Vintage speakers vs new speakers (Week 3, 2022)

Sound Advice
By Don Lindich

Week 3, 2022

Q. I have Polk Audio TSi400 tower speakers and a Sony STR-DH190 receiver. When I turn up the volume the receiver shuts down with a “protect” message. I have read this is to protect against distortion that could damage the speakers and receiver. Is this true? I don’t play my music loudly so I am surprised this distortion threshold is being reached. It is really annoying.

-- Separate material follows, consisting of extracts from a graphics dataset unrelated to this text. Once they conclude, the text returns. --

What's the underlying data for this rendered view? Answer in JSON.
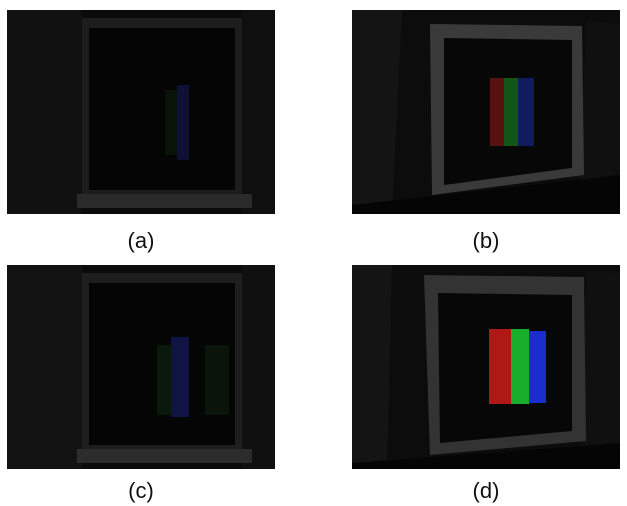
{
  "panels": [
    {
      "id": "a",
      "caption": "(a)"
    },
    {
      "id": "b",
      "caption": "(b)"
    },
    {
      "id": "c",
      "caption": "(c)"
    },
    {
      "id": "d",
      "caption": "(d)"
    }
  ],
  "colors": {
    "background": "#ffffff",
    "scene_dark": "#0a0a0a",
    "frame_gray": "#2e2e2e",
    "stripe_red": "#c01818",
    "stripe_green": "#18b828",
    "stripe_blue": "#1830d8"
  }
}
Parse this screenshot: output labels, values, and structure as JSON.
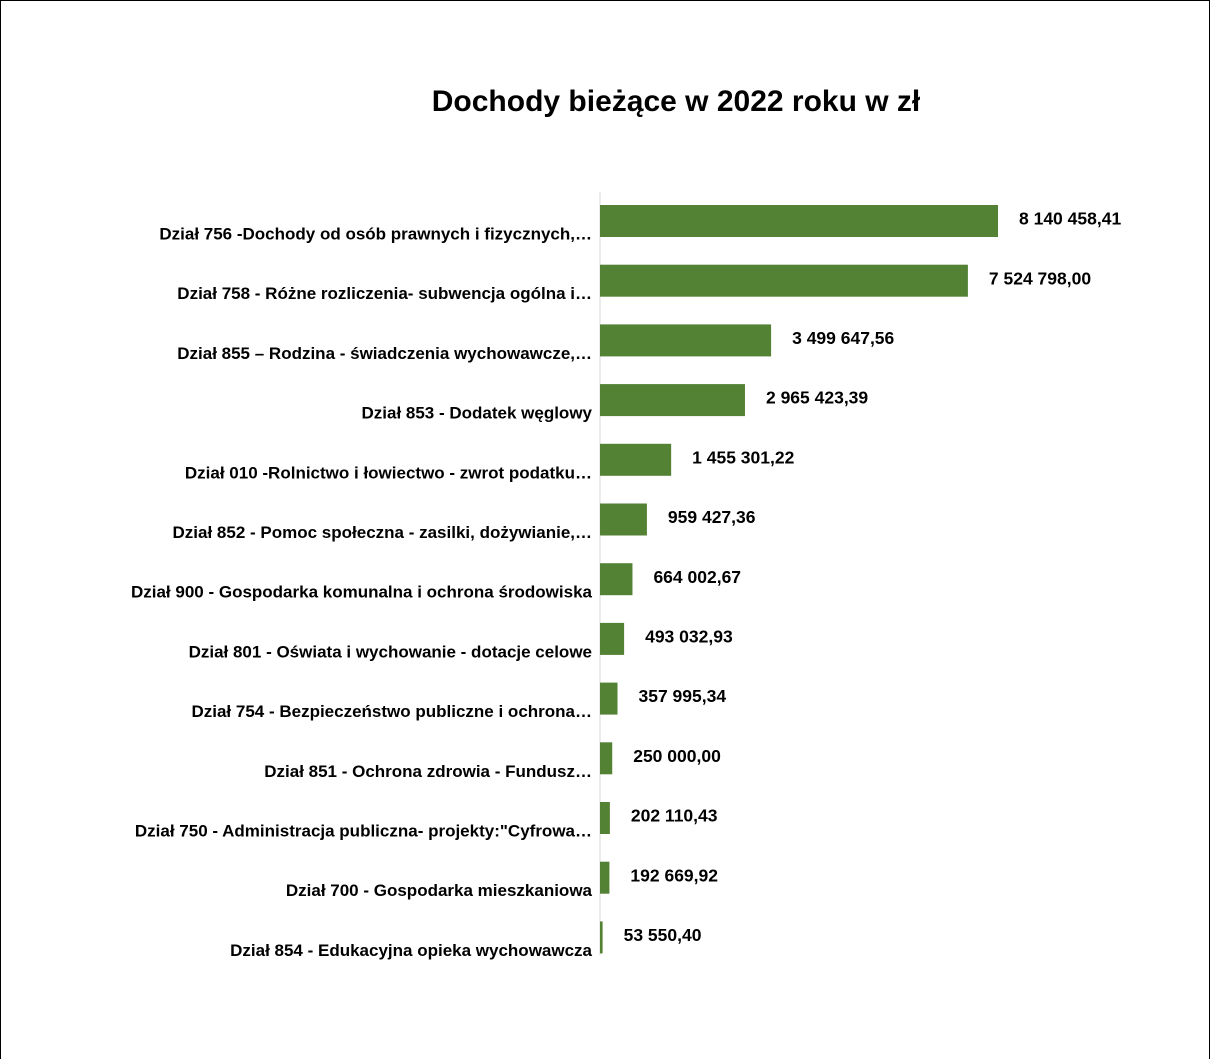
{
  "chart_data": {
    "type": "bar",
    "orientation": "horizontal",
    "title": "Dochody bieżące w 2022 roku w zł",
    "color": "#548235",
    "categories": [
      "Dział 756 -Dochody od osób prawnych  i fizycznych,…",
      "Dział 758 -  Różne rozliczenia- subwencja ogólna i…",
      "Dział 855 – Rodzina - świadczenia wychowawcze,…",
      "Dział 853 - Dodatek węglowy",
      "Dział 010  -Rolnictwo i łowiectwo - zwrot podatku…",
      "Dział 852 - Pomoc społeczna - zasilki, dożywianie,…",
      "Dział 900 - Gospodarka komunalna i ochrona środowiska",
      "Dział 801 - Oświata i wychowanie - dotacje celowe",
      "Dział 754 - Bezpieczeństwo publiczne i ochrona…",
      "Dział 851 - Ochrona zdrowia - Fundusz…",
      "Dział 750 - Administracja publiczna- projekty:\"Cyfrowa…",
      "Dział 700 - Gospodarka mieszkaniowa",
      "Dział 854 - Edukacyjna opieka wychowawcza"
    ],
    "values": [
      8140458.41,
      7524798.0,
      3499647.56,
      2965423.39,
      1455301.22,
      959427.36,
      664002.67,
      493032.93,
      357995.34,
      250000.0,
      202110.43,
      192669.92,
      53550.4
    ],
    "value_labels": [
      "8 140 458,41",
      "7 524 798,00",
      "3 499 647,56",
      "2 965 423,39",
      "1 455 301,22",
      "959 427,36",
      "664 002,67",
      "493 032,93",
      "357 995,34",
      "250 000,00",
      "202 110,43",
      "192 669,92",
      "53 550,40"
    ]
  }
}
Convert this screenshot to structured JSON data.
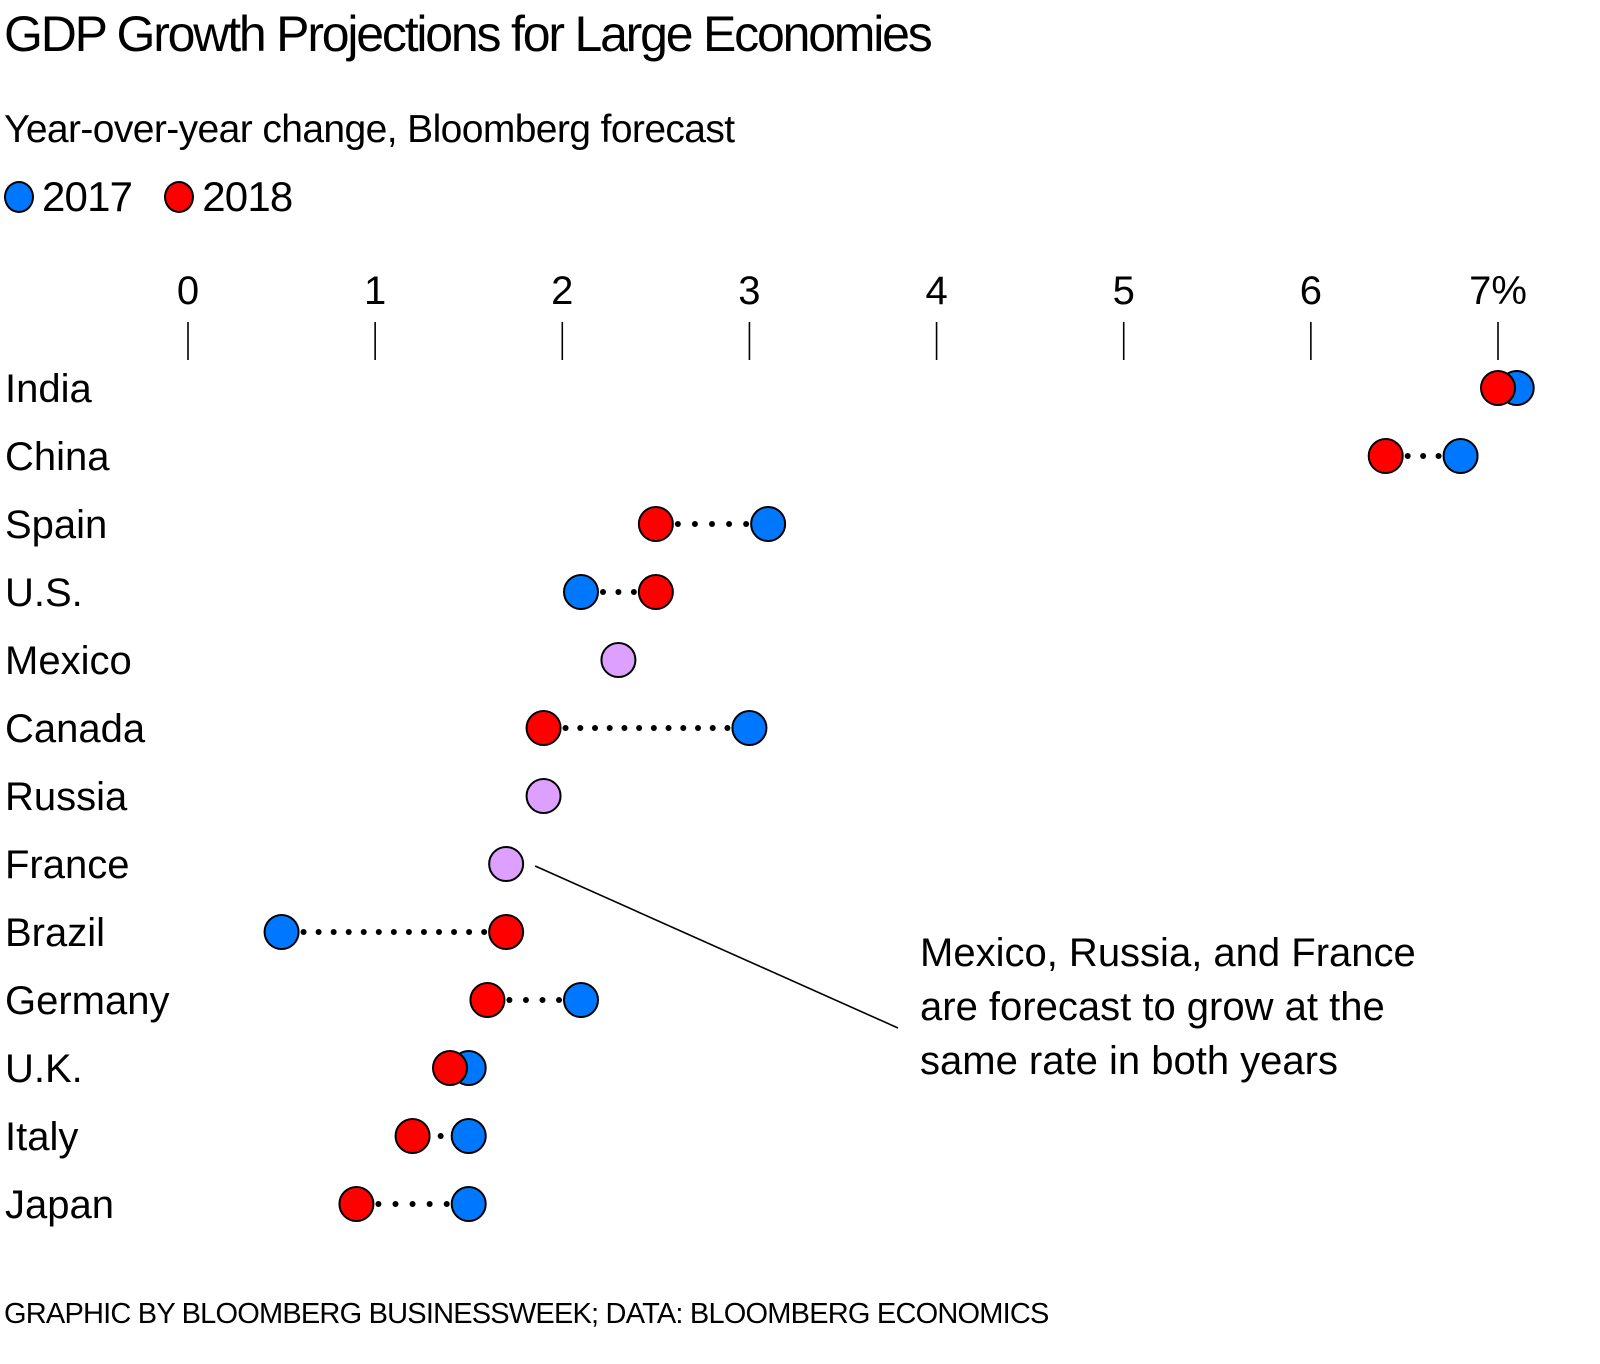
{
  "header": {
    "title": "GDP Growth Projections for Large Economies",
    "subtitle": "Year-over-year change, Bloomberg forecast"
  },
  "legend": [
    {
      "label": "2017",
      "color": "#0077ff"
    },
    {
      "label": "2018",
      "color": "#ff0000"
    }
  ],
  "colors": {
    "y2017": "#0077ff",
    "y2018": "#ff0000",
    "same": "#dda0ff",
    "outline": "#000000"
  },
  "annotation": {
    "text": "Mexico, Russia, and France are forecast to grow at the same rate in both years",
    "target": "France"
  },
  "footer": "GRAPHIC BY BLOOMBERG BUSINESSWEEK; DATA: BLOOMBERG ECONOMICS",
  "chart_data": {
    "type": "scatter",
    "subtype": "dot-plot",
    "title": "GDP Growth Projections for Large Economies",
    "subtitle": "Year-over-year change, Bloomberg forecast",
    "xlabel": "",
    "ylabel": "",
    "unit": "%",
    "xlim": [
      0,
      7
    ],
    "x_ticks": [
      0,
      1,
      2,
      3,
      4,
      5,
      6,
      7
    ],
    "x_tick_labels": [
      "0",
      "1",
      "2",
      "3",
      "4",
      "5",
      "6",
      "7%"
    ],
    "axis_position": "top",
    "grid": false,
    "legend_position": "top-left",
    "categories": [
      "India",
      "China",
      "Spain",
      "U.S.",
      "Mexico",
      "Canada",
      "Russia",
      "France",
      "Brazil",
      "Germany",
      "U.K.",
      "Italy",
      "Japan"
    ],
    "series": [
      {
        "name": "2017",
        "values": [
          7.1,
          6.8,
          3.1,
          2.1,
          2.3,
          3.0,
          1.9,
          1.7,
          0.5,
          2.1,
          1.5,
          1.5,
          1.5
        ]
      },
      {
        "name": "2018",
        "values": [
          7.0,
          6.4,
          2.5,
          2.5,
          2.3,
          1.9,
          1.9,
          1.7,
          1.7,
          1.6,
          1.4,
          1.2,
          0.9
        ]
      }
    ],
    "annotations": [
      {
        "text": "Mexico, Russia, and France are forecast to grow at the same rate in both years",
        "points_to": "France"
      }
    ]
  }
}
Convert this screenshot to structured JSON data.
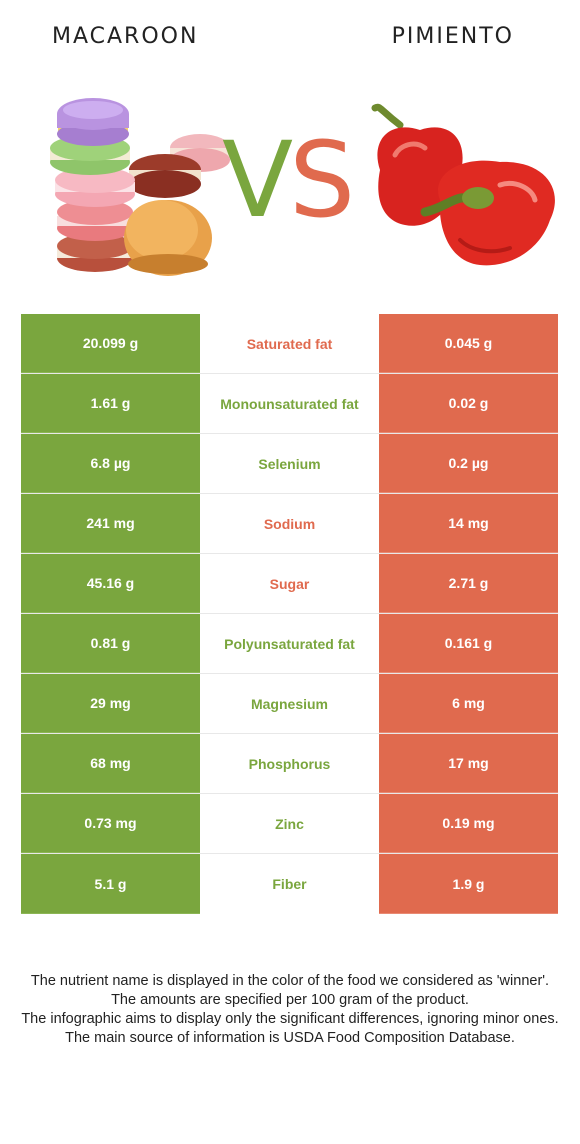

Also, back in the 1980s I had EPI 100 speakers, which had great bass and good treble, too. I find that my current speakers have great treble but the bass is definitely lacking. I get the impression that today’s speakers generally lack bass compared to 1970s-1980s speakers. Do you agree, and what are some affordable speakers today that deliver the bass sound of my old EPI 100s?

-T.S., Eagan, MN

A. It is called “clipping” when an amplifier distorts from being overdriven, and it is definitely what you are experiencing. Your Sony receiver may have a “100 watt” advertised amplifier rating, but in reality it is very weak. Sony rates the 100 watts at 1 kHz and 1% distortion. Measuring at a single frequency at such a high distortion level leads to a much higher power rating than the receiver can deliver in real-world use. In comparison, the $249 Onkyo TX-8220 is rated at 20-20khz and .08% distortion. Your speakers should be easy for any receiver to drive and if your Sony cannot do so, it falls short and you should replace it.

Now we will compare your vintage EPI 100 speakers to modern tower speakers. A big, boxy speaker with a large woofer (like the EPI 100) tends to have a more solid, fuller sound than a tall, narrow speaker with several smaller woofers. (This is a generalization and I will expand on it in a future column.) The slender cabinet of modern tower speakers means less reflection off the speaker’s front surfaces (called diffraction) for more open sound and better stereo imaging. Narrow towers also take up less space in the room, and this tends to make them more acceptable to wives and female significant others. (In the hi-fi hobby this is called wife acceptance factor or “WAF.”) Slimmer towers are also probably cheaper to manufacture and ship than big boxes, likely another reason you see so many speakers designed this way. I think a better receiver/amplifier will improve the bass of your current speakers, but probably not by enough to make you feel like you are listening to your old EPIs.

Your best option is the Wharfedale Linton Heritage speakers, which will provide the satisfyingly solid bass fullness of a vintage box speaker, combined with modern sound quality and fidelity. They are also works of art, with their furniture-grade wood cabinets and matching stands that double as record racks, finished in a stunning mid-century modern design. I’ve had more than one reader say their wife was against floorstanding speakers in the room, but when she saw the Linton Heritage speakers on the matching stands, they gave the green light! The Wharfedale Linton Heritage speakers with stands are $1,799. That’s a good bit of money, but they are worth every penny and represent a lifetime investment that will make and keep you happy.

You could also try and find another pair of EPI 100s. HUMAN speakers offers EPI 100 rebuild kits and they also sell a speaker called the Model 81 ($634/pair) that was directly inspired by the EPI 100. I have not heard them so cannot describe their sound, but they look promising.